De huismus is een via de Wet natuurbescherming (Wnb) beschermde soort (Art. 3.1). Dit houdt in dat huismussen niet opzettelijk mogen worden verstoord, gedood of gevangen, en dat hun nesten gedurende het hele jaar (dus ook buiten het broedseizoen!) niet mogen worden weggenomen of beschadigd. Ook dient er rekening te worden gehouden met het leefgebied van de huismus (bijv. voedsel- en slaapplekken).
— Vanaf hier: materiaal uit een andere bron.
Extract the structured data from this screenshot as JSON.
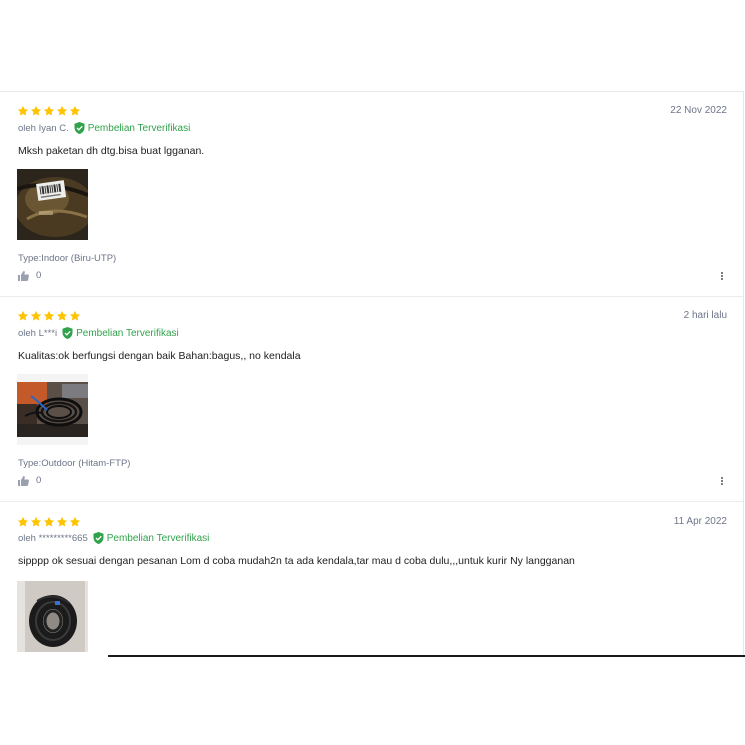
{
  "reviews": [
    {
      "rating": 5,
      "date": "22 Nov 2022",
      "author": "oleh Iyan C.",
      "verified_label": "Pembelian Terverifikasi",
      "text": "Mksh paketan dh dtg.bisa buat lgganan.",
      "variant": "Type:Indoor (Biru-UTP)",
      "likes": "0"
    },
    {
      "rating": 5,
      "date": "2 hari lalu",
      "author": "oleh L***i",
      "verified_label": "Pembelian Terverifikasi",
      "text": "Kualitas:ok berfungsi dengan baik Bahan:bagus,, no kendala",
      "variant": "Type:Outdoor (Hitam-FTP)",
      "likes": "0"
    },
    {
      "rating": 5,
      "date": "11 Apr 2022",
      "author": "oleh *********665",
      "verified_label": "Pembelian Terverifikasi",
      "text": "sipppp ok sesuai dengan pesanan Lom d coba mudah2n ta ada kendala,tar mau d coba dulu,,,untuk kurir Ny langganan"
    }
  ],
  "colors": {
    "star": "#ffc400",
    "verified": "#31a24c",
    "muted_text": "#6d7588"
  },
  "icons": {
    "rating": "star-icon",
    "verified": "verified-shield-icon",
    "like": "thumbs-up-icon",
    "menu": "more-vertical-icon"
  }
}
Bij activiteiten die mogelijk verstorende effecten kunnen hebben op de instandhouding van de huismus, zoals renoveren, isoleren of slopen, dient er onderzoek te worden uitgevoerd naar broedplaatsen en functioneel leefgebied (zoals foerageergebieden en slaapplaatsen). Om ervoor te zorgen dat er niet alleen maar wordt gekeken naar de belangen van de huismus, maar ook naar die van de mens, kunnen verstorende ingrepen plaatsvinden, mits er wordt voldaan aan een specifieke gedragscode of ontheffing procedure. Hiervoor dient er voorafgaand een ecologisch onderzoek te worden uitgevoerd naar de huidige situatie omtrent de huismus in het betreffende plangebied. Zo’n onderzoek bestaat uit meerdere veldbezoeken die tussen 10 maart en 20 juni staan gepland. Kijk dus niet raar op als u gedurende die periode ecologen voor uw deur heeft staan, met een verrekijker gericht op uw huis. Sterker nog, maak een praatje en doe meteen wat ecologische kennis op.
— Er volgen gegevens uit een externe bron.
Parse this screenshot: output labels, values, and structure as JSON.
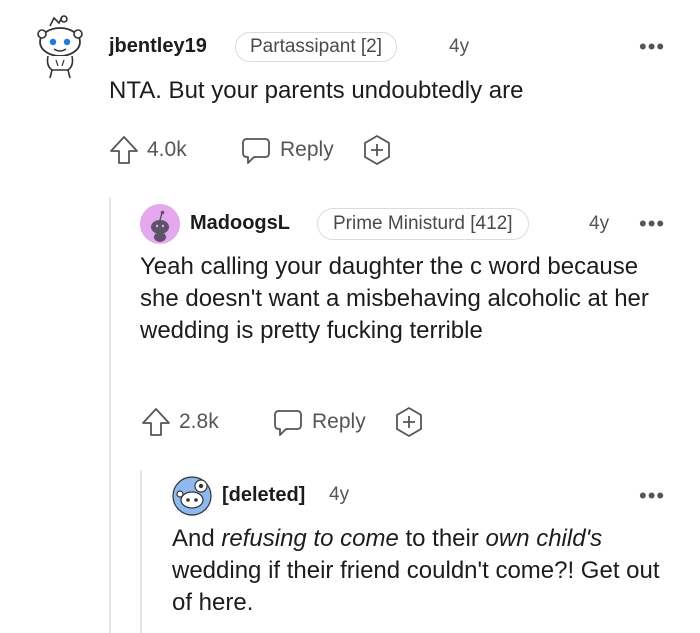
{
  "comments": [
    {
      "username": "jbentley19",
      "flair": "Partassipant [2]",
      "age": "4y",
      "more": "•••",
      "body": "NTA. But your parents undoubtedly are",
      "votes": "4.0k",
      "reply_label": "Reply"
    },
    {
      "username": "MadoogsL",
      "flair": "Prime Ministurd [412]",
      "age": "4y",
      "more": "•••",
      "body": "Yeah calling your daughter the c word because she doesn't want a misbehaving alcoholic at her wedding is pretty fucking terrible",
      "votes": "2.8k",
      "reply_label": "Reply"
    },
    {
      "username": "[deleted]",
      "age": "4y",
      "more": "•••",
      "body_parts": [
        "And ",
        "refusing to come",
        " to their ",
        "own child's",
        " wedding if their friend couldn't come?! Get out of here."
      ]
    }
  ]
}
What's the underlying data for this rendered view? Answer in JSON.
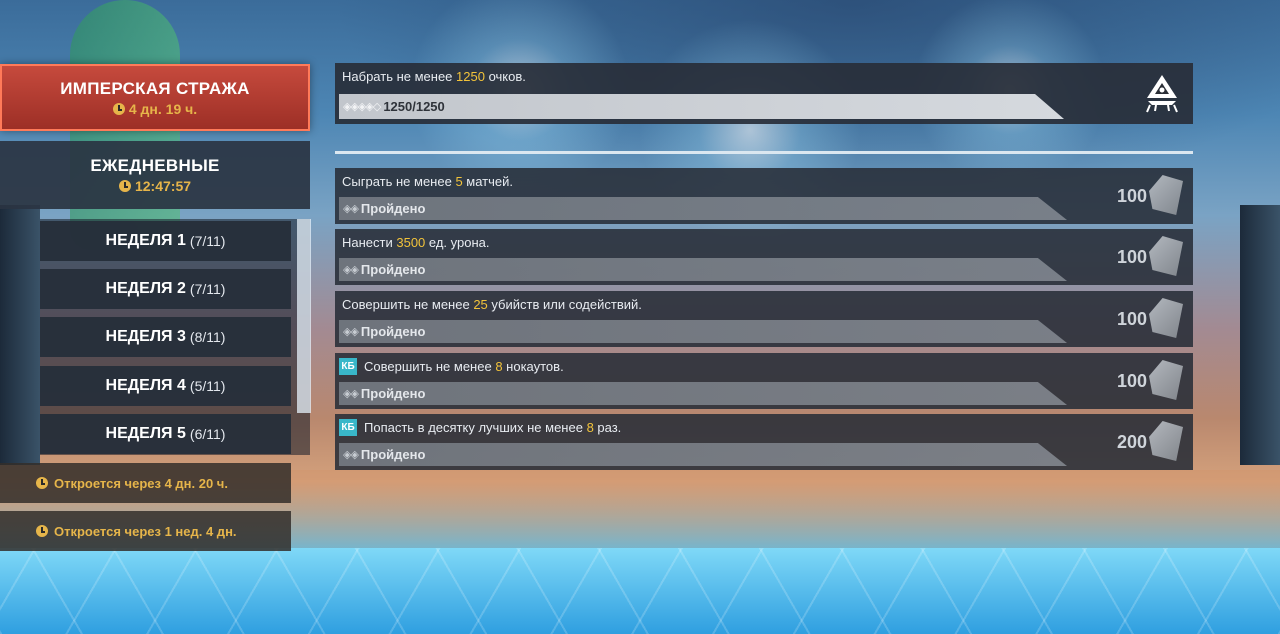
{
  "nav": {
    "imperial": {
      "title": "ИМПЕРСКАЯ СТРАЖА",
      "timer": "4 дн. 19 ч."
    },
    "daily": {
      "title": "ЕЖЕДНЕВНЫЕ",
      "timer": "12:47:57"
    },
    "weeks": [
      {
        "label": "НЕДЕЛЯ 1",
        "count": "(7/11)"
      },
      {
        "label": "НЕДЕЛЯ 2",
        "count": "(7/11)"
      },
      {
        "label": "НЕДЕЛЯ 3",
        "count": "(8/11)"
      },
      {
        "label": "НЕДЕЛЯ 4",
        "count": "(5/11)"
      },
      {
        "label": "НЕДЕЛЯ 5",
        "count": "(6/11)"
      }
    ],
    "locked": [
      {
        "text": "Откроется через 4 дн. 20 ч."
      },
      {
        "text": "Откроется через 1 нед. 4 дн."
      }
    ]
  },
  "top_challenge": {
    "text_pre": "Набрать не менее ",
    "highlight": "1250",
    "text_post": " очков.",
    "diamonds": "◈◈◈◈◇",
    "progress": "1250/1250",
    "progress_fraction": 1.0,
    "icon": "imperial-guard-emblem-icon"
  },
  "challenges": [
    {
      "badge": "",
      "text_pre": "Сыграть не менее ",
      "highlight": "5",
      "text_post": " матчей.",
      "diamonds": "◈◈",
      "status": "Пройдено",
      "reward": "100",
      "icon": "battlepass-star-icon"
    },
    {
      "badge": "",
      "text_pre": "Нанести ",
      "highlight": "3500",
      "text_post": " ед. урона.",
      "diamonds": "◈◈",
      "status": "Пройдено",
      "reward": "100",
      "icon": "battlepass-star-icon"
    },
    {
      "badge": "",
      "text_pre": "Совершить не менее ",
      "highlight": "25",
      "text_post": " убийств или содействий.",
      "diamonds": "◈◈",
      "status": "Пройдено",
      "reward": "100",
      "icon": "battlepass-star-icon"
    },
    {
      "badge": "КБ",
      "text_pre": "Совершить не менее ",
      "highlight": "8",
      "text_post": " нокаутов.",
      "diamonds": "◈◈",
      "status": "Пройдено",
      "reward": "100",
      "icon": "battlepass-star-icon"
    },
    {
      "badge": "КБ",
      "text_pre": "Попасть в десятку лучших не менее ",
      "highlight": "8",
      "text_post": " раз.",
      "diamonds": "◈◈",
      "status": "Пройдено",
      "reward": "200",
      "icon": "battlepass-star-icon"
    }
  ],
  "colors": {
    "accent_gold": "#e6b54a",
    "highlight_yellow": "#f2c33a",
    "active_tab": "#c64a3d",
    "badge_teal": "#39b7c9"
  }
}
Wat kunt u thuis doen om de huismus te verwelkomen?
De huismus is zeer honkvast en beschikt het liefst over alle benodigde habitatelementen binnen een radius van 50 meter van het nest, bestaande uit voedsel (zowel insecten als plantaardig), nestgelegenheid, dekking, drinkwater, en stofbaden. Zorg er dus voor dat deze habitatelementen aanwezig zijn binnen uw omgeving.
Enkele TIPS:
- Zorg voor voldoende (en divers) groen en beschutting in uw tuin (bijv. een klimop heg en een bessenstruik);
- plaats wat bloeiende (inheemse) planten en/of fruitbomen in uw tuin om insecten te lokken;
- plaats één of meerdere huismuskasten aan uw gevel;
- voorzie uw omgeving van een waterbron (niet dieper dan 1 á 2 cm). Dit kan al door simpelweg een drinkbak te vullen met water;
- creëer een zandbak(je) in je tuin door wat tegels uit uw tuin te halen of een bakje met zand op uw balkon te plaatsen. Huismussen nemen maar al te graag een stofbad, ter verzorging van hun verenkleed en om parasieten kwijt te raken;
- hang wat voederhuisjes op voor in de wintermaanden, wanneer voedsel schaars is.